A use case is when you have another pc/server and you need a slightly different configuration, that translates in you need some dotfiles to have different content than the usual.
You can make dfl choose a profile automatically so that you don't have
to remember to type it if you set the env var DFL_OVERRIDE
.
If dfl
does not find that var, it checks if there is a profile dir named
as the output of the hostname command and take that as the profile.
dfl
tracks the links it creates,
so it deletes them if they are not presents in your dotfiles
directory anymore.
It's clean, does not leave broken symlinks all around.
Spotted a file that you shold move to your dotfiles?
dfl take .config/gopass/config.yml
it moves that file into your default
profile, recreating the relative directory structure.
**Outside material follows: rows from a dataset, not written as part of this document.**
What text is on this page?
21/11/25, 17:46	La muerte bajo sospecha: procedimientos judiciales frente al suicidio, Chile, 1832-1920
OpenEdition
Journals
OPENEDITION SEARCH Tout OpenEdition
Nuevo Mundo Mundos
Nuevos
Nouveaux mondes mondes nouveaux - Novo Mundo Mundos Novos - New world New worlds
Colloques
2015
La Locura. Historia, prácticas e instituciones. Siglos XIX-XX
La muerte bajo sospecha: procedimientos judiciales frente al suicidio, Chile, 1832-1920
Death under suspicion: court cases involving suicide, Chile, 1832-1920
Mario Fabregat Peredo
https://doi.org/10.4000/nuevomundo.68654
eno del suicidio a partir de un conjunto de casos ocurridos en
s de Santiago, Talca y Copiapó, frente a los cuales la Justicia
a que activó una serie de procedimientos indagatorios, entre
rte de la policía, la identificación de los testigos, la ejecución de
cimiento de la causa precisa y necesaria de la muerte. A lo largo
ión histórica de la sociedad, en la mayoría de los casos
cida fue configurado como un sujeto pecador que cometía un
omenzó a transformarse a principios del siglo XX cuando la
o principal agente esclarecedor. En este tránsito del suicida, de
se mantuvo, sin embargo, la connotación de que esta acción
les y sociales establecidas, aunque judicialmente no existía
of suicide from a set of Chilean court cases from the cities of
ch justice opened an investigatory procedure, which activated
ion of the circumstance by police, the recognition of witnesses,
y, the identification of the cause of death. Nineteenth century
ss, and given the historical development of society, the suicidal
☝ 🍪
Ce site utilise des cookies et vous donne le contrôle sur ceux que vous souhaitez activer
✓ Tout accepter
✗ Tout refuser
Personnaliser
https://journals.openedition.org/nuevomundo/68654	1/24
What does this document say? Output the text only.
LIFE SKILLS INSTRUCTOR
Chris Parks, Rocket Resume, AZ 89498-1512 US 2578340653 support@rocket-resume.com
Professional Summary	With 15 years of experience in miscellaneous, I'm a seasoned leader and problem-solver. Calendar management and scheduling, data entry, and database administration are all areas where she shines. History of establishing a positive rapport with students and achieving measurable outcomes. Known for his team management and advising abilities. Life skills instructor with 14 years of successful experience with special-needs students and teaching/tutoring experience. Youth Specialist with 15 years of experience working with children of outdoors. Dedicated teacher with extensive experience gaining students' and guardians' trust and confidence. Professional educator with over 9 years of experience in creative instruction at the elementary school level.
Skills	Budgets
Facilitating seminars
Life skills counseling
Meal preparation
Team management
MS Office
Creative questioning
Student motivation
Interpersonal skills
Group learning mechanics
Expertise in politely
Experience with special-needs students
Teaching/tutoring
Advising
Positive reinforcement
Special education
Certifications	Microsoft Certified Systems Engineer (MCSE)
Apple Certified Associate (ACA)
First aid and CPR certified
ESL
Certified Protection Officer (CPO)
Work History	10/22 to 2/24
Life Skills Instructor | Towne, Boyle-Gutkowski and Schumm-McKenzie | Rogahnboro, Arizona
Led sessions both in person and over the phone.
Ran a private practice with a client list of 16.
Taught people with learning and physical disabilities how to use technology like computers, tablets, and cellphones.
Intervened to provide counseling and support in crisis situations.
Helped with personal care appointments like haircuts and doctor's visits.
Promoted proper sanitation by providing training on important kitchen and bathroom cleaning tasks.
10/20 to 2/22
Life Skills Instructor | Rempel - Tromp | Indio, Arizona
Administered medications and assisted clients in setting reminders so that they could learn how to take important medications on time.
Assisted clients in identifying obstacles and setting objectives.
It works with dotdirectories and you can specify an override
, like:
dfl t .fluxbox fluxbox
It moves the .fluxbox
directory into <dotfiles_dir>/fluxbox/fluxbox
After that you only need to link them up with dfl l
.
If you have your dotfiles on some git repo you can do a dfl clone <your repo>
.
It will clone you repo in the dotfiles
dir, backupping the existing one.
So, if your dotfiles dir is a git repo you can commit and push your dotfiles
directly with dfl
:
dfl git <whatever git command and arguments>
it cd
s in your dotfiles
directory and executes the git
part.
For example, you can hack your ~/.vimrc
and do:
dfl g commit -am 'Add awesomeness' && dfl g push
from wherever you are. Handy, isn't it? : )
If you have to hack your overrides
directories, check something, or just dumb around,
you can jump directly in your dotfiles
directory with . dfl cd
or . dfl j
.
Note the dot. I know, dot-this, dot-that, dot-net (eheheh, I'm too funny :-| ). That dot is there because I cannot change the directory of a parent shell from its child shell.
Another way of doing this is:
cd `dfl d`
dfl d
prints your dotfiles directory absolute path.
Ok, it's not that awesome, but, hey, ¯\(ツ)/¯.